UK public ‘not as welcoming’ to us today, says post-war Vietnamese migrant

A Vietnamese migrant who fled her home country just after the Vietnam War before reaching the UK has said the public is “not as welcoming” to migrants today.

Yen Hoang Lam, 52, a GP from Wallington, near Croydon, left Vietnam in the late 1970s by boat aged five with her mother, father and younger twin brothers.

Ms Lam, who spent five years in Scotland before moving to England, told the PA news agency: “Five of us got on a rickety boat and I remember the fumes of petrol, the smell of vomiting.

“One of my earliest memories is actually seeing my father cry, as he had to… sell everything to get money to get passage to Macau initially.”

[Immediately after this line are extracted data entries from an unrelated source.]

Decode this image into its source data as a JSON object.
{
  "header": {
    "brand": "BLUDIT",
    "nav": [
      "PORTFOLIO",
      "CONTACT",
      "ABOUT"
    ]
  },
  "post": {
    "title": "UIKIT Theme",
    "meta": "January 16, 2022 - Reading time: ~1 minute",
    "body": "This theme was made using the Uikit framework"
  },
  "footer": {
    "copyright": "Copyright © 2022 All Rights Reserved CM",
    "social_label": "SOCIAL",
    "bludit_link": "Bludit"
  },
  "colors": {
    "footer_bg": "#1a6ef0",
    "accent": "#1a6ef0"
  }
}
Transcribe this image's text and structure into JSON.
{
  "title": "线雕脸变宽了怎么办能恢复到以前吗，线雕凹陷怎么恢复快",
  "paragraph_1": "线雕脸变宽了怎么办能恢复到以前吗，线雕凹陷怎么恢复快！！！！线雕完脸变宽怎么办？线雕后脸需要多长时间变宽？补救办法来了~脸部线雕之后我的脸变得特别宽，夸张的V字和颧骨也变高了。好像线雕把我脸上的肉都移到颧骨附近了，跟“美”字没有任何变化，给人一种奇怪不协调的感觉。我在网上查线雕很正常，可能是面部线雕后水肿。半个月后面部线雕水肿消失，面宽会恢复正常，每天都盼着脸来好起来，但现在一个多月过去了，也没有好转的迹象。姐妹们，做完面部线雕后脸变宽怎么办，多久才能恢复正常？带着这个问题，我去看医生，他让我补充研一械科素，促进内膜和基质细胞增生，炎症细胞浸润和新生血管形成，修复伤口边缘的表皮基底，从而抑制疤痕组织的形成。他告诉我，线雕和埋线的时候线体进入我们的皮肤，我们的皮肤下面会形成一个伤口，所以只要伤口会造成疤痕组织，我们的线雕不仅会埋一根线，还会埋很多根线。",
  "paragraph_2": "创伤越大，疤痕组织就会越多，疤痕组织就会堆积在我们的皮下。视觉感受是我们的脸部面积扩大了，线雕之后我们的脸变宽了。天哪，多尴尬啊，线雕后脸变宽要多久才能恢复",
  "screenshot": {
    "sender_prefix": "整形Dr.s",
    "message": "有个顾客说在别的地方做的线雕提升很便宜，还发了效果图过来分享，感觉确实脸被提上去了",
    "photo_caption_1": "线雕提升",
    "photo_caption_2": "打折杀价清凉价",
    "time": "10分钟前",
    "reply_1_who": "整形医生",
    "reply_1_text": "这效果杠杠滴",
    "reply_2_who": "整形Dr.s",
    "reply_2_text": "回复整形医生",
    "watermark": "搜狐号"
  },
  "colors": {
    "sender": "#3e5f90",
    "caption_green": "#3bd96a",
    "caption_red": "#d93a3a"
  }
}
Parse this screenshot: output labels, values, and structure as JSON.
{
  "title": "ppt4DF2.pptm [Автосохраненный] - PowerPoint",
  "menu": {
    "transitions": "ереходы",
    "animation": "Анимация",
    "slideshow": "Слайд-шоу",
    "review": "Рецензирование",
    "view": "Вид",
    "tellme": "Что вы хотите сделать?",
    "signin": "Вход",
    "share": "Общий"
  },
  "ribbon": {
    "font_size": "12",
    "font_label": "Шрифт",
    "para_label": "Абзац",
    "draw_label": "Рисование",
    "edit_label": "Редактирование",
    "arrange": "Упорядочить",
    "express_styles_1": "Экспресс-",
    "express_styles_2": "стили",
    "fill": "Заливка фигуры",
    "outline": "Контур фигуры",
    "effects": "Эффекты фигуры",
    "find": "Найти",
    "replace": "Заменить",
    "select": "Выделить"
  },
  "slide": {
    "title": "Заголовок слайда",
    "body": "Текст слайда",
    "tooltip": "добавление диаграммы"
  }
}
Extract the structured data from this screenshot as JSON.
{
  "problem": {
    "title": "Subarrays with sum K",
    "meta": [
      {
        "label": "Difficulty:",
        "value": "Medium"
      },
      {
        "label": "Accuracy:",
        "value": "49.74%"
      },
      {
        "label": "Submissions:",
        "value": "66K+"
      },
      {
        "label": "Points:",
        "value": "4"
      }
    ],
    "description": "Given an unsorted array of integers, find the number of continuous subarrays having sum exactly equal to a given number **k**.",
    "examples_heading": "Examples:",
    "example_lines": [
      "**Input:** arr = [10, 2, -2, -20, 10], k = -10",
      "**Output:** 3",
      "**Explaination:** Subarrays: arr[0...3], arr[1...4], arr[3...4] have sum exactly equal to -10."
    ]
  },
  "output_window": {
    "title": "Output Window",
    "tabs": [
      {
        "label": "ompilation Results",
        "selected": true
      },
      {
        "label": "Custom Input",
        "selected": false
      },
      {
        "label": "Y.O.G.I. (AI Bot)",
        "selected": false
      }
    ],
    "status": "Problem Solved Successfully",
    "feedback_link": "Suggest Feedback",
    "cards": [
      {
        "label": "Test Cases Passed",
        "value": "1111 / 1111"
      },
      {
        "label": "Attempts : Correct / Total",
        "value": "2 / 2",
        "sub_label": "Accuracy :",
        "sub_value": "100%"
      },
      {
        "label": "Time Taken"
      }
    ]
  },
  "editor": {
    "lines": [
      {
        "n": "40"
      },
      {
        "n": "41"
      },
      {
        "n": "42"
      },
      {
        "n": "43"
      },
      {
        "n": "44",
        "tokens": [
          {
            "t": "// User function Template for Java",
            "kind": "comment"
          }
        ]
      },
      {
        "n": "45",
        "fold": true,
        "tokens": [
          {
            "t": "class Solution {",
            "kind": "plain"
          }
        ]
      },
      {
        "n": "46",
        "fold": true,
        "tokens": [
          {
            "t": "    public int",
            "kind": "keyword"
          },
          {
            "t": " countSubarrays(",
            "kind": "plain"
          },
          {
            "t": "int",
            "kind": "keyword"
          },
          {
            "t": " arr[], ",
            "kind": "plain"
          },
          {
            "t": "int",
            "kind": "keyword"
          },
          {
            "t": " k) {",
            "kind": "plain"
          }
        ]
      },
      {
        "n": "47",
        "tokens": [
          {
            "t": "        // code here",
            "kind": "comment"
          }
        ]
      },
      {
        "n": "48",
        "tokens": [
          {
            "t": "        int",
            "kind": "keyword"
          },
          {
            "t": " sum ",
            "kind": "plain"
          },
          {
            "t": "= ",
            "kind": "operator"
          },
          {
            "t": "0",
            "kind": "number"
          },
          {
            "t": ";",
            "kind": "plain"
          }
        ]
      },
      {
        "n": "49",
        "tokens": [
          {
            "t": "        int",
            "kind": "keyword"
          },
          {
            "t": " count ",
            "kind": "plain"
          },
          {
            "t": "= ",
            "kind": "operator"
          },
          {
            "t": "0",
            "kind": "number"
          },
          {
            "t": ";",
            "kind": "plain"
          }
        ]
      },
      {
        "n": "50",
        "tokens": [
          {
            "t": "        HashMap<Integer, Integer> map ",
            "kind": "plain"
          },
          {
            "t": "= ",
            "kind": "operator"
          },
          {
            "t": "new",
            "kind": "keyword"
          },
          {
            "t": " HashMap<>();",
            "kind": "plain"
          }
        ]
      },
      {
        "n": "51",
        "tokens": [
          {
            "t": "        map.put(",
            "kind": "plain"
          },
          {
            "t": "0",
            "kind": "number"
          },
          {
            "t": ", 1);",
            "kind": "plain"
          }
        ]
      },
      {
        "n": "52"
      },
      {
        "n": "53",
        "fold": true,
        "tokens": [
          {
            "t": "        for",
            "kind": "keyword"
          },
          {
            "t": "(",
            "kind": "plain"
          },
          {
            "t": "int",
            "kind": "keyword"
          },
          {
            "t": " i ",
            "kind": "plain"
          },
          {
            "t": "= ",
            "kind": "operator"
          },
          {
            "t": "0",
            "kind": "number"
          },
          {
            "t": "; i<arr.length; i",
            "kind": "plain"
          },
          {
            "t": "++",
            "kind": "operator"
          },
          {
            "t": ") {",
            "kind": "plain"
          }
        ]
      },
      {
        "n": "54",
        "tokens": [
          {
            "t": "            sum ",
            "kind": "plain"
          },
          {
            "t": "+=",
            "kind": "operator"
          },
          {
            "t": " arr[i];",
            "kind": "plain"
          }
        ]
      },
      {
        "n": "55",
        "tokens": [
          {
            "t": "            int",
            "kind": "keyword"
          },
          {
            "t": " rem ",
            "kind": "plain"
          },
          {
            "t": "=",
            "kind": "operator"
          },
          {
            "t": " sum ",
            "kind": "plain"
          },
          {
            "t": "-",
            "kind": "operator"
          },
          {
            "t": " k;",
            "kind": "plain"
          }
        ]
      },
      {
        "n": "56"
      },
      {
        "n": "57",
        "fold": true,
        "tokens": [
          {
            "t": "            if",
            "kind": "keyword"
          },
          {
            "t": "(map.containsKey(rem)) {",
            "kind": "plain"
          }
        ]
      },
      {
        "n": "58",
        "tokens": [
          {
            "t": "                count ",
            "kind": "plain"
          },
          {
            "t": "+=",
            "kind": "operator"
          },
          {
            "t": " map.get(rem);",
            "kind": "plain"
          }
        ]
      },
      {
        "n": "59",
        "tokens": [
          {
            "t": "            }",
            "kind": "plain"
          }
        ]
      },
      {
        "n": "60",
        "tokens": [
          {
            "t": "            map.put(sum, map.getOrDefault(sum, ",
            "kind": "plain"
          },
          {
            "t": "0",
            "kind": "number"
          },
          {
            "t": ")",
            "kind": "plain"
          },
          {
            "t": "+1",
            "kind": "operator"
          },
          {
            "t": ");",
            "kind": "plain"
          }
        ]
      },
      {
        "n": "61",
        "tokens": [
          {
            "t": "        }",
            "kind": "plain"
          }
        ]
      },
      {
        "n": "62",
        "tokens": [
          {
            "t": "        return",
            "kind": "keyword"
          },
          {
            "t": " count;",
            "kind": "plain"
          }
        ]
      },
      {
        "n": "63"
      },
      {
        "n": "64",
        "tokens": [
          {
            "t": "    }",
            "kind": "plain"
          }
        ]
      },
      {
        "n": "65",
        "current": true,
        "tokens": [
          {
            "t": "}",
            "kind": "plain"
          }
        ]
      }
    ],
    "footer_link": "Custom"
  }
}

Old family photo of a Vietnamese family
Yen Hoang Lam (left) with her mother, father and younger twin brothers in Hong Kong (Yen Hoang Lam)

Ms Lam’s father, Manh Hoang, is of Chinese heritage and part of Vietnam’s ethnic minority known as Hoa, a community which was exiled from Vietnam between 1978 and 1979.

She said her parents’ friends “all turned against them and people spied on them”, which prompted her family to flee via boat to Macau before settling in Hong Kong for one year.

At the time, the UK was among a list of countries accepting Vietnamese migrants, which Ms Lam’s father chose because “he felt the weather was the most temperate”.

The family were flown to Livingston in Scotland and Ms Lam described her time there as positive saying she was “very well received in the community”.

“The neighbors were kind and helpful and helped my parents out a lot. They helped them to learn to drive and supported them to settle into the community,” she said.

She recalls a time she was racially abused by some older pupils at her school, but said that was “the only occasion I ever had anything like this” after her headmaster punished the students.

She believes the UK public’s current perception of migrants is not the same as her experience more than 40 years ago.

“The public is not as accepting or welcoming now,” she said.

“The feeling towards migrants is very poor. In my time, people were very kind to us because it was new.

“I think there wasn’t as much bad feeling.”

Doctor in mask making
Yen Hoang Lam, a GP from Croydon, fled her home country via boat aged five shortly after the Vietnam War (Yen Hoang Lam)

A new exhibition curated by Voice ESEA, a non-profit organization aiming to dispel discrimination against the East and South East Asian (ESEA) community in the UK, will feature the history of the ESEA community in Britain, including another story about a Vietnamese family who fled their home country to the UK via boat.

Choon Young Tan, 35, head of events at Voice ESEA said the exhibition is designed to spotlight the “hidden” history of the British ESEA community.

He told PA: “It’s uncovering and showcasing British East and Southeast Asian history as far as the 1500s to now detailing our journeys coming from Southeast Asia and our struggles, for example, with racism and assimilation.

“But it also highlights our triumphs, showing how embedded we are into British history.

“I think uncovering these stories completely transforms your sense of belonging and confidence to exist fully and proudly.

“We want (the ESEA community) to be seen and we want their stories to be told, which is why a lot of these stories have been told from the perspective of those people from those communities.”

Ms Lam said the new exhibition is a good way to “document” the stories of the Vietnamese community post-war.

She said: “(The Vietnamese community) is now no longer in people’s ken. It was a long time ago, so a lot of people wouldn’t know about it.

“It’s good to document that good can come from really horrible situations like that.”

The exhibition, named Yellow Peril Awareness Day, will take place in Bethnal Green, London and Ancoats, Manchester on May 6, which marks the day the US signed a federal law excluding Chinese immigrants from entering the country.

Mr Tan explained: “That was one of the most large-scale anti-immigration laws against a specific ethnic group.

“Although it happened in the US, it definitely had knock-on effects in the UK.”

Mr Tan added the name of the exhibition has been contentious among the ESEA community, but made clear the term also refers to a general fear, mistrust and hatred for Chinese and other Asians.

“That term describes the act of anti-ESEA sentiments, racism, discrimination and prejudice because of people’s hatred and fears,” he said.

“The idea is we’re raising awareness of what’s happened in our history.”